Herman Melville August 1, 1819 - September 28, 1891 Melville was an American novelist, poet, and short story writer of the American Renaissance period. Melville is best known for Typee (1846), a romantic account of his experiences in Polynesian life, and his whaling novel Moby-Dick (1851).

Virgil October 15, 70 BC. - September 21, 19 BC. Virgil was an ancient Roman poet of the Augustan period. He is known for three major works of Latin literature, the Eclogues (or Bucolics), the Georgics, and the epic Aeneid. His Aeneid has been considered the national epic of ancient Rome from the time it was written to the present day. Virgil is traditionally ranked as one of Rome's greatest poets. Homer Born between the 12th and 8th centuries BC Homer is best known as the author of the Iliad and the Odyssey. He was believed to have been the first and the greatest of the epic poets by the ancient Greeks. Both works have had an enormous effect on Western culture, but very little is known about the author.

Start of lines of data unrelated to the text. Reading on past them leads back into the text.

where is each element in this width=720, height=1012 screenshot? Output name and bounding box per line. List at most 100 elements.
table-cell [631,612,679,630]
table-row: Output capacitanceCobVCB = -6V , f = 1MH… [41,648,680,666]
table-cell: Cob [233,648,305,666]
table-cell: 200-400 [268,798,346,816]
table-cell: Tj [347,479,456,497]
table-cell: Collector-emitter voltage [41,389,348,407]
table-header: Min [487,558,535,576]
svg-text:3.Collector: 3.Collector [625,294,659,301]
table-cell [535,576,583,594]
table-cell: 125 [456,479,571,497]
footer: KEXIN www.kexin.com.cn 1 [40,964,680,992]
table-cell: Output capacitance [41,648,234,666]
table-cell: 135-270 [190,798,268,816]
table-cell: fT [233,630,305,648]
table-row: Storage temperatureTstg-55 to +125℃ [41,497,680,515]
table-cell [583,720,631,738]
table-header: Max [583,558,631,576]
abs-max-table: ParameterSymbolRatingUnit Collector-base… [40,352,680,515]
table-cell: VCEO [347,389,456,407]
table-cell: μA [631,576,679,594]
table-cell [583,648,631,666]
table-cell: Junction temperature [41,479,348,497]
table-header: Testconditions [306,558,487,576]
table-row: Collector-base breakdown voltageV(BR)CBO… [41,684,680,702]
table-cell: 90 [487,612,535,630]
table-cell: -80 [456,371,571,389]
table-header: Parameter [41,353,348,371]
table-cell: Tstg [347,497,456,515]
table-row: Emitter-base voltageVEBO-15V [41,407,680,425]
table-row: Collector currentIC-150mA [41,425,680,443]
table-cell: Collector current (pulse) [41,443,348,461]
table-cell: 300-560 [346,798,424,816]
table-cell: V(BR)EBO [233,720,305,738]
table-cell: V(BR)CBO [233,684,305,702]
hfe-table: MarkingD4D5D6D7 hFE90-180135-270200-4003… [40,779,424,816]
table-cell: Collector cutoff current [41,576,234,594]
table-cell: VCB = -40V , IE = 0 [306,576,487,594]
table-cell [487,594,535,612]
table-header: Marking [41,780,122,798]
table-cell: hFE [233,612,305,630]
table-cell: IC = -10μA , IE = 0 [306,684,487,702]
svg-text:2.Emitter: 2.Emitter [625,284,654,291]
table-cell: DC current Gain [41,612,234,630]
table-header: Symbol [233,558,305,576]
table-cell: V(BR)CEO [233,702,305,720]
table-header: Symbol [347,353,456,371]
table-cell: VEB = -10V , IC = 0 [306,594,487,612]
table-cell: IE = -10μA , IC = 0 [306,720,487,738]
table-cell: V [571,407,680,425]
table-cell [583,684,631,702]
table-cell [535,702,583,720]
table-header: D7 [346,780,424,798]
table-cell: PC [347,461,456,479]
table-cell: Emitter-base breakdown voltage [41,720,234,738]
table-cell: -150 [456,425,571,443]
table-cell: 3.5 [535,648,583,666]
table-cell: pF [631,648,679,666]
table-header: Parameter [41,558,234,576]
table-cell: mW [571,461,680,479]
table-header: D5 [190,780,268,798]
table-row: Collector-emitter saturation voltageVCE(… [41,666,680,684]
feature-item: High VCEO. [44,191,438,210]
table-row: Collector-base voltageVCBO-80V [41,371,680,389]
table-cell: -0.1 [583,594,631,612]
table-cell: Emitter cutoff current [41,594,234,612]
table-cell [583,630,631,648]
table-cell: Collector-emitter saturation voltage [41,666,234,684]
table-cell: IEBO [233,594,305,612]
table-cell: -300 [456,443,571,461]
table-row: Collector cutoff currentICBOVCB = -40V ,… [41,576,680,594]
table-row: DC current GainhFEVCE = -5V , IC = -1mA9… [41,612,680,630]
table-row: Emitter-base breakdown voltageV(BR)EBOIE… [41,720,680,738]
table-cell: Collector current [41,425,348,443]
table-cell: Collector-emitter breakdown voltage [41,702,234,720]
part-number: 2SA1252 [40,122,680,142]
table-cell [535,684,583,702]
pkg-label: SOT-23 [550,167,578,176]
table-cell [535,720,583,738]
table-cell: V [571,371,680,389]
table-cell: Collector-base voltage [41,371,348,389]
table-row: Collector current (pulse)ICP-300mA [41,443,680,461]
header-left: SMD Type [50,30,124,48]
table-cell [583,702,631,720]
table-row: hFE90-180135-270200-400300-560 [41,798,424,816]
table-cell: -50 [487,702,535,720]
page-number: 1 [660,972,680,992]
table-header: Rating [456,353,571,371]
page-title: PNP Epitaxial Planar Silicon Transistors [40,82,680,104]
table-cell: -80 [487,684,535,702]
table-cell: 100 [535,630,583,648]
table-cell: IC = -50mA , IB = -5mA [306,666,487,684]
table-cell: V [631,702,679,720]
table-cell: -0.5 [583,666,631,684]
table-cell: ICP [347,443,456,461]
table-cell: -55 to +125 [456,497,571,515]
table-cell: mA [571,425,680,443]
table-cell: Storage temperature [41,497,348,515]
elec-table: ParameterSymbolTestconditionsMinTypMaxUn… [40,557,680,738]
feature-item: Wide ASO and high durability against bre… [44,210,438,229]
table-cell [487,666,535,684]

William Blake November 28, 1757 - August, 12 1827 Blake was an English poet, printmaker, and painter. Blake was largely unrecognized during his lifetime. He is now considered an influential figure in the history of the poetry and visual arts of the Romantic Age.

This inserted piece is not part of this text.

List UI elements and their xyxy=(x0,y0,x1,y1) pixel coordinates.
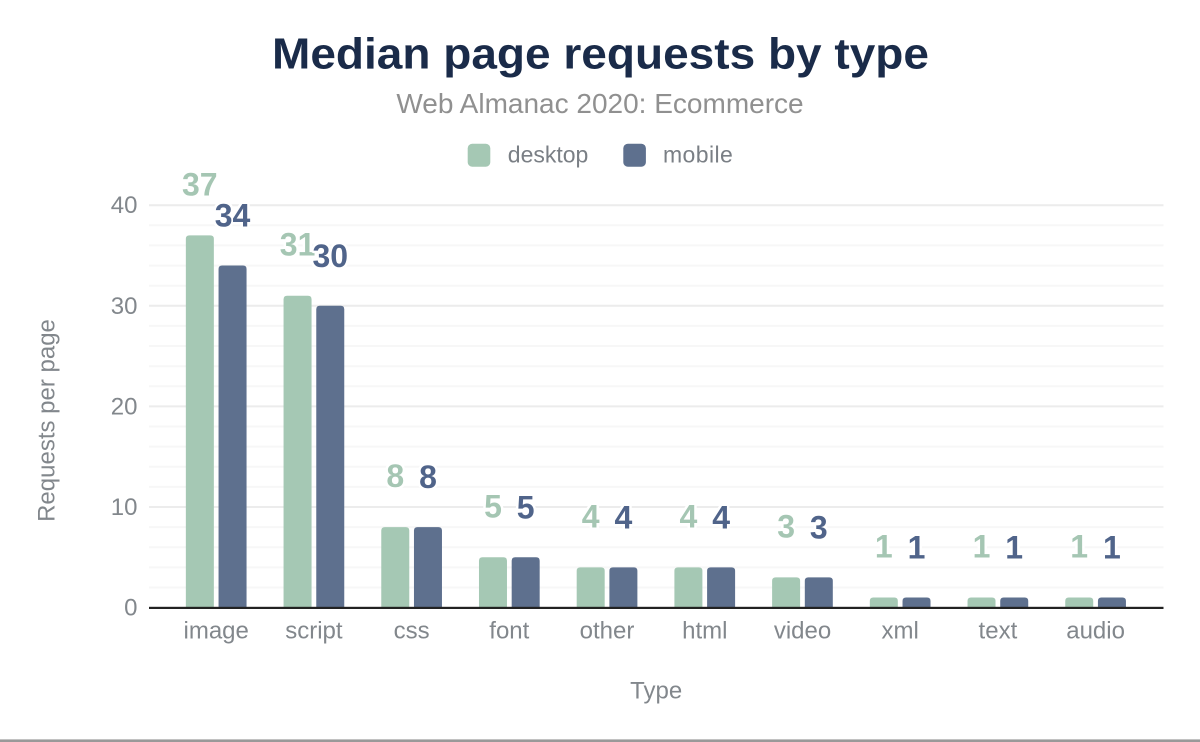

Hans Christian Anderson April 2, 1805 – August 4, 1875 Hans Christian Andersen was a Danish author best known for writing children's stories, including "The Little Mermaid" and "The Ugly Duckling." His fairy tales are published in numerous collections during his life and many are still in print today. He was also a prolific writer of plays, novels, travel essays, and poems.

Courtesy of: Scott Medders Winston Churchill November 30, 1874 - January 24, 1965 Churchill was a British statesman who was the Prime Minister of the United Kingdom. He won the Nobel Prize in Literature, and was the first person to be made an honorary citizen of the United States.

Franklin Delano Roosevelt March 4, 1933 - April 12, 1945 A political leader who served as the 32nd President of the United States from 1933 to 1945. Roosevelt was the president during the great depression and helped the American people regain faith in themselves.

Douglas MacArthur January 26, 1880 - April 5, 1964 MacArthur was an American five-star general who commanded the Southwest Pacific in World War II (1939-1945). He oversaw the successful Allied occupation of postwar Japan and led United Nations forces in the Korean War (1950-1953).

Harry S. Truman May 8, 1884 - December 26, 1972 Truman was the 33rd President of the United States from 1945 - 1953. He served as the United States Senator from Missouri (1935-45) and was briefly vice president before he became president on April 12, 1945, upon the death of Franklin D. Roosevelt.

Adolf Hitler April 20, 1889 - April 30, 1945 Adolf Hitler was a German politician who was the leader of the Nazi Party, Chancellor of Germany from 1933 to 1945, and Führer of Nazi Germany from 1934 to 1945. He initiated World War II in Europe with the invasion of Poland in September 1939 and was a central figure of the Holocaust.